The patchwork of band-aid policies is exhausting.
It seems straightforward, yet hard for the average person to understand raising revenues at the municipal level means you won’t need so much at the federal and provincial level.
Central banks want the flexibility to adjust interest rates without causing asset bubbles in real estate.
Property taxes are a targeted way to achieve. This idea needs to be combined with an income tax reduction so that affordability is not impacted by people who actually pay taxes in Canada.
A home owner has their idea of the home’s present value but the purchaser has the final say on current value. It’s probably more efficient and fair to include additional taxes at the time of purchase. Trying to collect on an estimation of the property value changes is probably beyond governments’ abilities. Let alone the challenges of calculating a fair tax rebate if property prices decline.
It would be easier to close the Bank of Canada and out source the work to the U.S Federal Reserve
They should puta tax on eggs too, to bring price down I used to buy it for $1.67 from no frill s now is $3.07
“political” risk is the only one politicians care about. Get 20% of the vote to get in office, the rest of the country be damned.

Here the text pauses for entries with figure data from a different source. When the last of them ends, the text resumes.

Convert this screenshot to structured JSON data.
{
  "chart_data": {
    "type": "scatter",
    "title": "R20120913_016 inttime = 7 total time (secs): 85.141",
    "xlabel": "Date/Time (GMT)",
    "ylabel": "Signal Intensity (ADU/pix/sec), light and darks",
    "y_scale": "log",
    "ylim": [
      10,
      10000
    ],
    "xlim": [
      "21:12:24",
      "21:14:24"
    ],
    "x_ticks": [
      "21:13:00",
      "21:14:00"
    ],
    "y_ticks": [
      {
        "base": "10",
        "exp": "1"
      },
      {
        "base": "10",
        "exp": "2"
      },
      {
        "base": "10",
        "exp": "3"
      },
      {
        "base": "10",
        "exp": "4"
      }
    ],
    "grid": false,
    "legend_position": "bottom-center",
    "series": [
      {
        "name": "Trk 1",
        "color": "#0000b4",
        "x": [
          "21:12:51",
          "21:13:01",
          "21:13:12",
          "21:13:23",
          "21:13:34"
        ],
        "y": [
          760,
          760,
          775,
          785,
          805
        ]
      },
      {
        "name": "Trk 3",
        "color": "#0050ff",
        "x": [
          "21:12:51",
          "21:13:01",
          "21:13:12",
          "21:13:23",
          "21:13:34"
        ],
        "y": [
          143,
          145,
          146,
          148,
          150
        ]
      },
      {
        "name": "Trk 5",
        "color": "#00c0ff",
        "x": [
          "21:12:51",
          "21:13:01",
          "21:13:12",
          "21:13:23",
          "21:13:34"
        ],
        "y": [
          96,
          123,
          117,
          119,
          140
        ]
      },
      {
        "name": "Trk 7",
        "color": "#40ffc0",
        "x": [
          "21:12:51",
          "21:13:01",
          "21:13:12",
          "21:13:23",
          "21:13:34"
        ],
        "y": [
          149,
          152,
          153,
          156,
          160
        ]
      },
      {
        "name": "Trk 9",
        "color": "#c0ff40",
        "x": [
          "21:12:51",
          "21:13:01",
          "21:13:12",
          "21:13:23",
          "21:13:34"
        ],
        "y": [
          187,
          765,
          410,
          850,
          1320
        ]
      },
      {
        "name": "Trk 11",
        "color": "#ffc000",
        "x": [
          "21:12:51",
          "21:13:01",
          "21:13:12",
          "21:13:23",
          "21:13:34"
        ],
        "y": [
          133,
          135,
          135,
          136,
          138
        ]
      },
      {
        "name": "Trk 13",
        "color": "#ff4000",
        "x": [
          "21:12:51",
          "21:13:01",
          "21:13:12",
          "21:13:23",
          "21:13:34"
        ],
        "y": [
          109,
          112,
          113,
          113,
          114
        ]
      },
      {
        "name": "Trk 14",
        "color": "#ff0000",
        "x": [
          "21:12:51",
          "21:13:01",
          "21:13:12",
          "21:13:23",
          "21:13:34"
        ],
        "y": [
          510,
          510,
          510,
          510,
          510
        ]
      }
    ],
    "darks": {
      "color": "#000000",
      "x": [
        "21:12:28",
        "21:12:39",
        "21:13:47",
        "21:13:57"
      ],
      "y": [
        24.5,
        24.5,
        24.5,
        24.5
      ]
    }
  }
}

Seems like a super minor tax to me. So a homeowner with a 1.2 million dollar home pays $400 in tax ($33 per month), and that is supposed to cool the market? A 1.2 million dollar house in Vancouver appreciated approximately $400,000 last year ($33,000 per month). So you think an investor is going to think “hmmm, I would only gain $399,966 now… I’m not going to invest” LMAO
don’t we already have property taxes? and aren’t they tied to “current value”? just an excuse by progressives to tax more, utilizing envy.
No, property taxes are not really tied to current value – one’s property taxes do NOT go up specifically with increasing assessed value.

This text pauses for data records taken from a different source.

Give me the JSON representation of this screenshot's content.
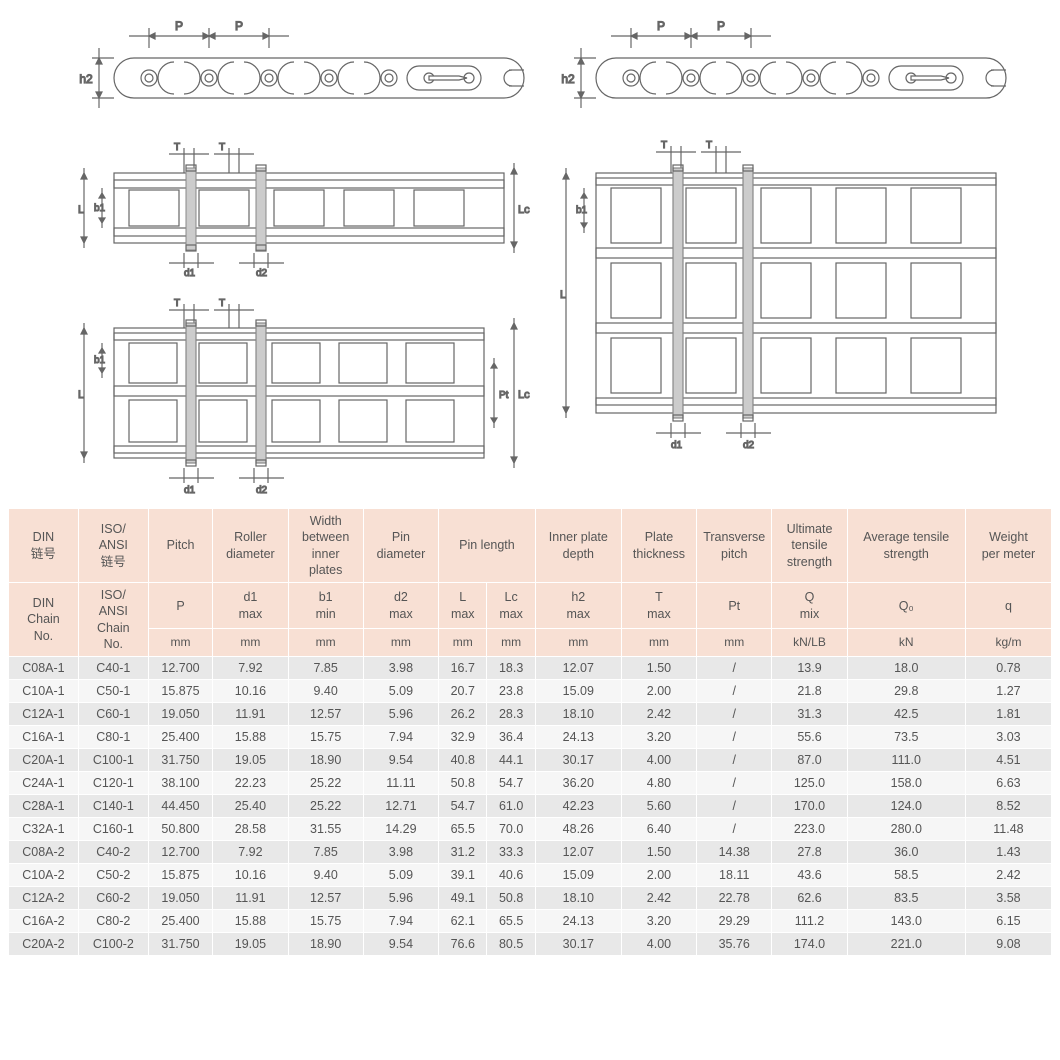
{
  "diagrams": {
    "labels": {
      "P": "P",
      "h2": "h2",
      "T": "T",
      "b1": "b1",
      "L": "L",
      "Lc": "Lc",
      "d1": "d1",
      "d2": "d2",
      "Pt": "Pt"
    },
    "stroke_color": "#666666",
    "fill_color": "#ffffff",
    "hatch_color": "#888888"
  },
  "table": {
    "header_bg": "#f8e0d4",
    "row_odd_bg": "#e8e8e8",
    "row_even_bg": "#f6f6f6",
    "text_color": "#555555",
    "headers_zh": {
      "din": "DIN\n链号",
      "iso": "ISO/\nANSI\n链号",
      "pitch": "Pitch",
      "roller": "Roller\ndiameter",
      "width_inner": "Width\nbetween\ninner\nplates",
      "pin_dia": "Pin\ndiameter",
      "pin_len": "Pin length",
      "plate_depth": "Inner plate\ndepth",
      "plate_thk": "Plate\nthickness",
      "trans_pitch": "Transverse\npitch",
      "ult_tensile": "Ultimate\ntensile\nstrength",
      "avg_tensile": "Average tensile\nstrength",
      "weight": "Weight\nper meter"
    },
    "headers_en": {
      "din": "DIN\nChain\nNo.",
      "iso": "ISO/\nANSI\nChain\nNo.",
      "P": "P",
      "d1": "d1\nmax",
      "b1": "b1\nmin",
      "d2": "d2\nmax",
      "L": "L\nmax",
      "Lc": "Lc\nmax",
      "h2": "h2\nmax",
      "T": "T\nmax",
      "Pt": "Pt",
      "Q": "Q\nmix",
      "Q0": "Q₀",
      "q": "q"
    },
    "units": {
      "mm": "mm",
      "knlb": "kN/LB",
      "kn": "kN",
      "kgm": "kg/m"
    },
    "rows": [
      [
        "C08A-1",
        "C40-1",
        "12.700",
        "7.92",
        "7.85",
        "3.98",
        "16.7",
        "18.3",
        "12.07",
        "1.50",
        "/",
        "13.9",
        "18.0",
        "0.78"
      ],
      [
        "C10A-1",
        "C50-1",
        "15.875",
        "10.16",
        "9.40",
        "5.09",
        "20.7",
        "23.8",
        "15.09",
        "2.00",
        "/",
        "21.8",
        "29.8",
        "1.27"
      ],
      [
        "C12A-1",
        "C60-1",
        "19.050",
        "11.91",
        "12.57",
        "5.96",
        "26.2",
        "28.3",
        "18.10",
        "2.42",
        "/",
        "31.3",
        "42.5",
        "1.81"
      ],
      [
        "C16A-1",
        "C80-1",
        "25.400",
        "15.88",
        "15.75",
        "7.94",
        "32.9",
        "36.4",
        "24.13",
        "3.20",
        "/",
        "55.6",
        "73.5",
        "3.03"
      ],
      [
        "C20A-1",
        "C100-1",
        "31.750",
        "19.05",
        "18.90",
        "9.54",
        "40.8",
        "44.1",
        "30.17",
        "4.00",
        "/",
        "87.0",
        "111.0",
        "4.51"
      ],
      [
        "C24A-1",
        "C120-1",
        "38.100",
        "22.23",
        "25.22",
        "11.11",
        "50.8",
        "54.7",
        "36.20",
        "4.80",
        "/",
        "125.0",
        "158.0",
        "6.63"
      ],
      [
        "C28A-1",
        "C140-1",
        "44.450",
        "25.40",
        "25.22",
        "12.71",
        "54.7",
        "61.0",
        "42.23",
        "5.60",
        "/",
        "170.0",
        "124.0",
        "8.52"
      ],
      [
        "C32A-1",
        "C160-1",
        "50.800",
        "28.58",
        "31.55",
        "14.29",
        "65.5",
        "70.0",
        "48.26",
        "6.40",
        "/",
        "223.0",
        "280.0",
        "11.48"
      ],
      [
        "C08A-2",
        "C40-2",
        "12.700",
        "7.92",
        "7.85",
        "3.98",
        "31.2",
        "33.3",
        "12.07",
        "1.50",
        "14.38",
        "27.8",
        "36.0",
        "1.43"
      ],
      [
        "C10A-2",
        "C50-2",
        "15.875",
        "10.16",
        "9.40",
        "5.09",
        "39.1",
        "40.6",
        "15.09",
        "2.00",
        "18.11",
        "43.6",
        "58.5",
        "2.42"
      ],
      [
        "C12A-2",
        "C60-2",
        "19.050",
        "11.91",
        "12.57",
        "5.96",
        "49.1",
        "50.8",
        "18.10",
        "2.42",
        "22.78",
        "62.6",
        "83.5",
        "3.58"
      ],
      [
        "C16A-2",
        "C80-2",
        "25.400",
        "15.88",
        "15.75",
        "7.94",
        "62.1",
        "65.5",
        "24.13",
        "3.20",
        "29.29",
        "111.2",
        "143.0",
        "6.15"
      ],
      [
        "C20A-2",
        "C100-2",
        "31.750",
        "19.05",
        "18.90",
        "9.54",
        "76.6",
        "80.5",
        "30.17",
        "4.00",
        "35.76",
        "174.0",
        "221.0",
        "9.08"
      ]
    ]
  }
}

One’s prop taxes go up if 1. that property’s assessed value increases more than other properties in the municipality or 2. because the municipality needs more revenue and so increases the mill rate fo everyone.
If everyone’s assessed went up say 20% but the municipality didn’t need extra revenue compared to prior year, the property taxes on an individual property would remain same as prior year (mill rate would be set lower for everyone).

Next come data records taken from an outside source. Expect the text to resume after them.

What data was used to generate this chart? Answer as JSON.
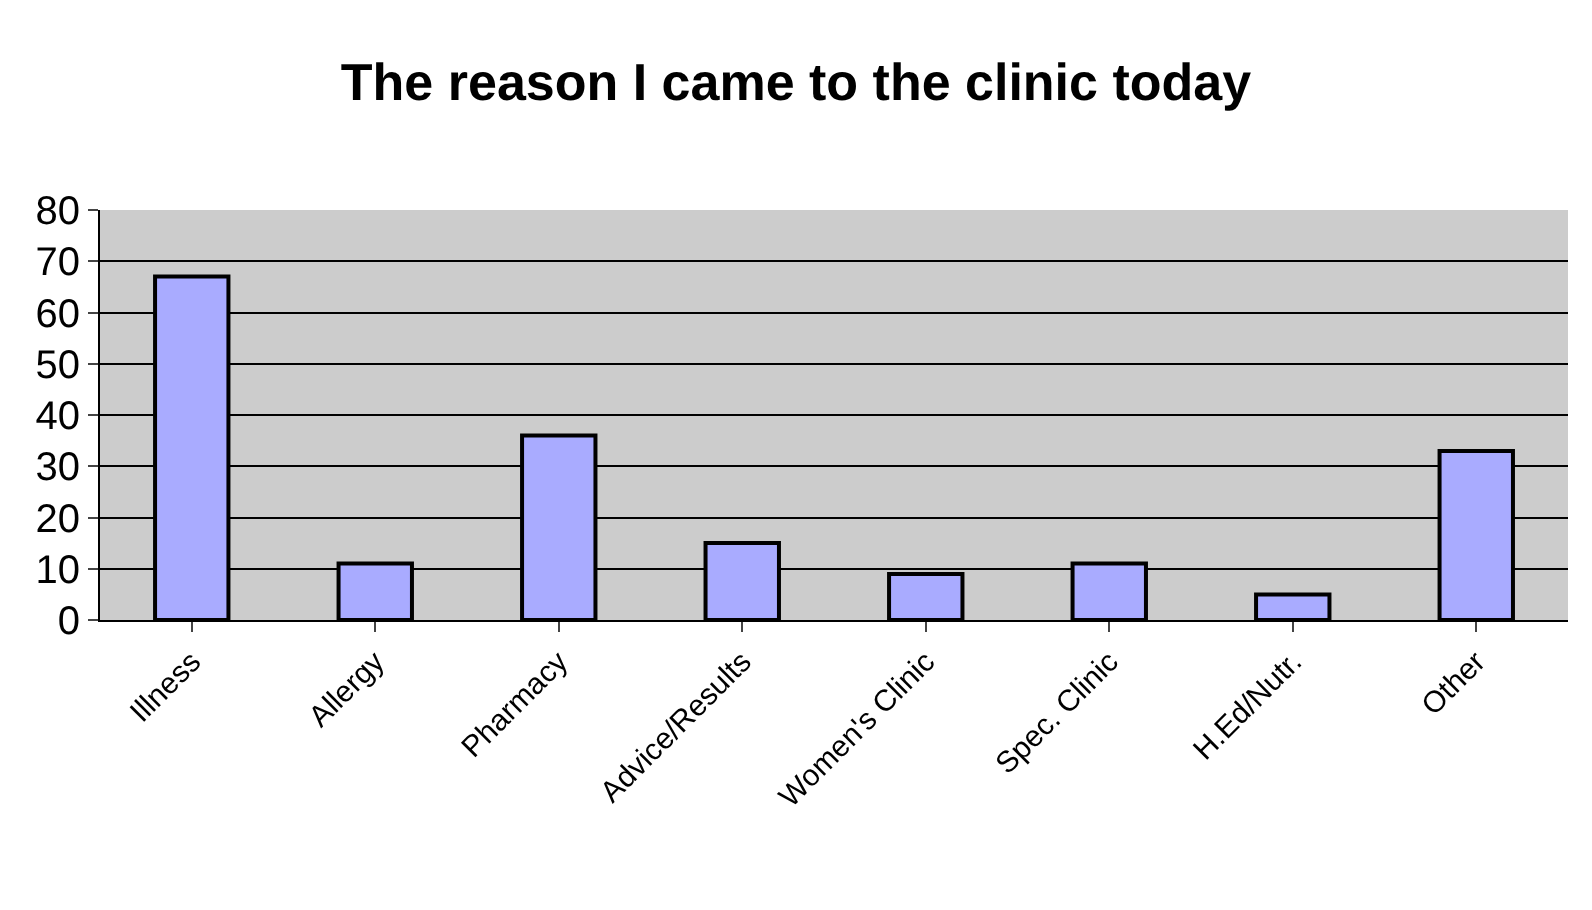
{
  "chart_data": {
    "type": "bar",
    "title": "The reason I came to the clinic today",
    "categories": [
      "Illness",
      "Allergy",
      "Pharmacy",
      "Advice/Results",
      "Women's Clinic",
      "Spec. Clinic",
      "H.Ed/Nutr.",
      "Other"
    ],
    "values": [
      67,
      11,
      36,
      15,
      9,
      11,
      5,
      33
    ],
    "color": "#a9abff",
    "ylim": [
      0,
      80
    ],
    "yticks": [
      0,
      10,
      20,
      30,
      40,
      50,
      60,
      70,
      80
    ],
    "grid": "y"
  }
}
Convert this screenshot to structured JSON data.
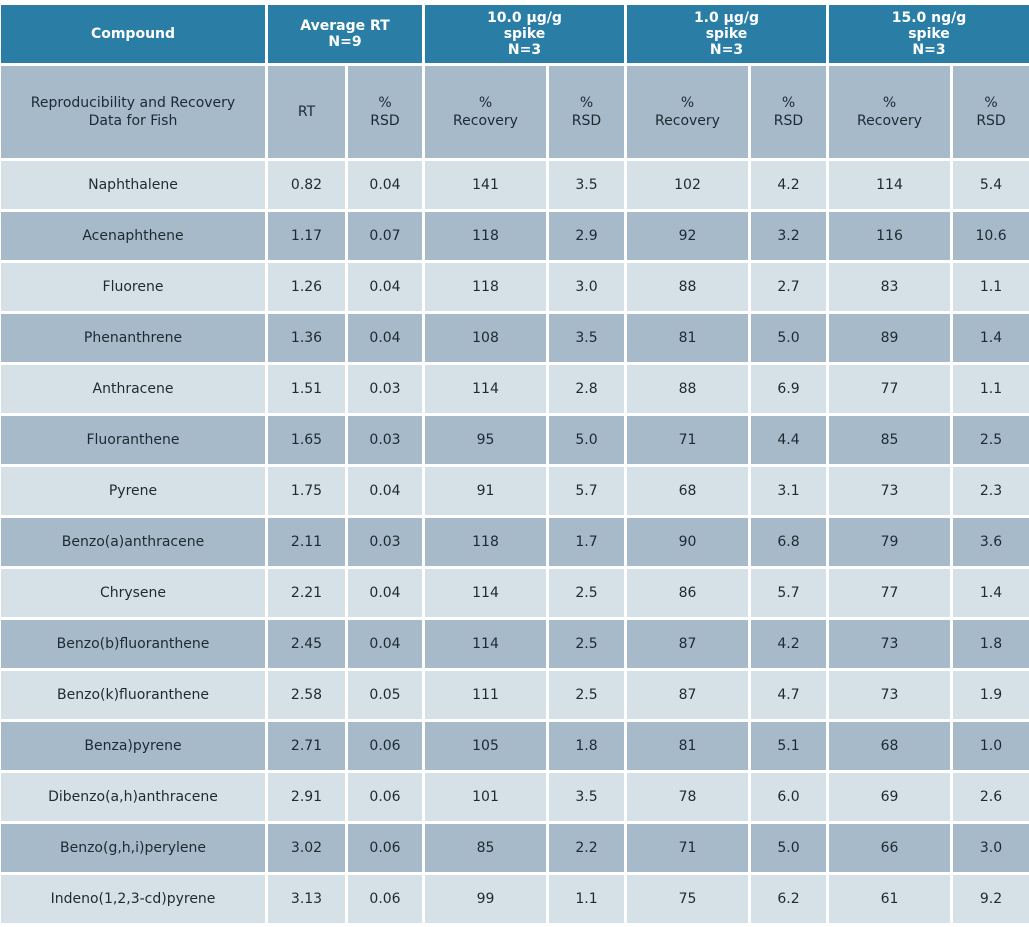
{
  "header": {
    "compound": "Compound",
    "avg_rt": "Average RT\nN=9",
    "spike1": "10.0 µg/g\nspike\nN=3",
    "spike2": "1.0 µg/g\nspike\nN=3",
    "spike3": "15.0 ng/g\nspike\nN=3"
  },
  "subheader": {
    "desc": "Reproducibility and Recovery\nData for Fish",
    "rt": "RT",
    "rsd": "%\nRSD",
    "recovery": "%\nRecovery"
  },
  "rows": [
    {
      "compound": "Naphthalene",
      "rt": "0.82",
      "rt_rsd": "0.04",
      "r1": "141",
      "s1": "3.5",
      "r2": "102",
      "s2": "4.2",
      "r3": "114",
      "s3": "5.4"
    },
    {
      "compound": "Acenaphthene",
      "rt": "1.17",
      "rt_rsd": "0.07",
      "r1": "118",
      "s1": "2.9",
      "r2": "92",
      "s2": "3.2",
      "r3": "116",
      "s3": "10.6"
    },
    {
      "compound": "Fluorene",
      "rt": "1.26",
      "rt_rsd": "0.04",
      "r1": "118",
      "s1": "3.0",
      "r2": "88",
      "s2": "2.7",
      "r3": "83",
      "s3": "1.1"
    },
    {
      "compound": "Phenanthrene",
      "rt": "1.36",
      "rt_rsd": "0.04",
      "r1": "108",
      "s1": "3.5",
      "r2": "81",
      "s2": "5.0",
      "r3": "89",
      "s3": "1.4"
    },
    {
      "compound": "Anthracene",
      "rt": "1.51",
      "rt_rsd": "0.03",
      "r1": "114",
      "s1": "2.8",
      "r2": "88",
      "s2": "6.9",
      "r3": "77",
      "s3": "1.1"
    },
    {
      "compound": "Fluoranthene",
      "rt": "1.65",
      "rt_rsd": "0.03",
      "r1": "95",
      "s1": "5.0",
      "r2": "71",
      "s2": "4.4",
      "r3": "85",
      "s3": "2.5"
    },
    {
      "compound": "Pyrene",
      "rt": "1.75",
      "rt_rsd": "0.04",
      "r1": "91",
      "s1": "5.7",
      "r2": "68",
      "s2": "3.1",
      "r3": "73",
      "s3": "2.3"
    },
    {
      "compound": "Benzo(a)anthracene",
      "rt": "2.11",
      "rt_rsd": "0.03",
      "r1": "118",
      "s1": "1.7",
      "r2": "90",
      "s2": "6.8",
      "r3": "79",
      "s3": "3.6"
    },
    {
      "compound": "Chrysene",
      "rt": "2.21",
      "rt_rsd": "0.04",
      "r1": "114",
      "s1": "2.5",
      "r2": "86",
      "s2": "5.7",
      "r3": "77",
      "s3": "1.4"
    },
    {
      "compound": "Benzo(b)fluoranthene",
      "rt": "2.45",
      "rt_rsd": "0.04",
      "r1": "114",
      "s1": "2.5",
      "r2": "87",
      "s2": "4.2",
      "r3": "73",
      "s3": "1.8"
    },
    {
      "compound": "Benzo(k)fluoranthene",
      "rt": "2.58",
      "rt_rsd": "0.05",
      "r1": "111",
      "s1": "2.5",
      "r2": "87",
      "s2": "4.7",
      "r3": "73",
      "s3": "1.9"
    },
    {
      "compound": "Benza)pyrene",
      "rt": "2.71",
      "rt_rsd": "0.06",
      "r1": "105",
      "s1": "1.8",
      "r2": "81",
      "s2": "5.1",
      "r3": "68",
      "s3": "1.0"
    },
    {
      "compound": "Dibenzo(a,h)anthracene",
      "rt": "2.91",
      "rt_rsd": "0.06",
      "r1": "101",
      "s1": "3.5",
      "r2": "78",
      "s2": "6.0",
      "r3": "69",
      "s3": "2.6"
    },
    {
      "compound": "Benzo(g,h,i)perylene",
      "rt": "3.02",
      "rt_rsd": "0.06",
      "r1": "85",
      "s1": "2.2",
      "r2": "71",
      "s2": "5.0",
      "r3": "66",
      "s3": "3.0"
    },
    {
      "compound": "Indeno(1,2,3-cd)pyrene",
      "rt": "3.13",
      "rt_rsd": "0.06",
      "r1": "99",
      "s1": "1.1",
      "r2": "75",
      "s2": "6.2",
      "r3": "61",
      "s3": "9.2"
    }
  ]
}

Think total revenue needs of muni / total assessed value of properties in muni = mill rate for the year.
And your prop taxes = your assessed * muni mill rate.
This is ridiculous. “Only impacting 9% of homes in cities like Vancouver/Toronto. News flash 1 million dollar homes are the minimum in almost every part of BC up up Hope which like 2+ hours away. This would be stupid and penalize people who just barely got into the housing market. Instead focus on the corruption and money laundering plus raise interest rates in general.
It’s all the government costs that have added to cost of housing especially in Toronto all in the name of taking from hard working Canadians and give to the ones that don’t. Socialism does not work and Canada has embraced it hook line and sinker. A day of reckoning is coming and the only way to reduce the cost of housing is to increase interest rate to normal levels, but all politicians are to weak to say this.
It really doesn’t matter how its calculated, but if a tax is payable at the time of the sale of a property, it is a land-transfer tax, pure and simple. You can try to camouflage it whichever way you like, but if it walks like a duck…
Here in Toronto, we already have two land-transfer taxes, one to the province and one to the city. Far from reducing property prices, it has caused them to go up. The greater the tax on the sale/purchase transaction, the less likely it becomes that people are going to want to sell their homes. That’s what’s happening right now. People are staying put, and the few homes that do come up for sale, become priced much higher than they otherwise would have been. This kind of tax will only have the opposite of the intended effect.
What I really want to know is why the CMHC paid taxpayer’s money to these people for such idiotic work, and also why the Liberal government seems to think that raising taxes is the solution to every problem.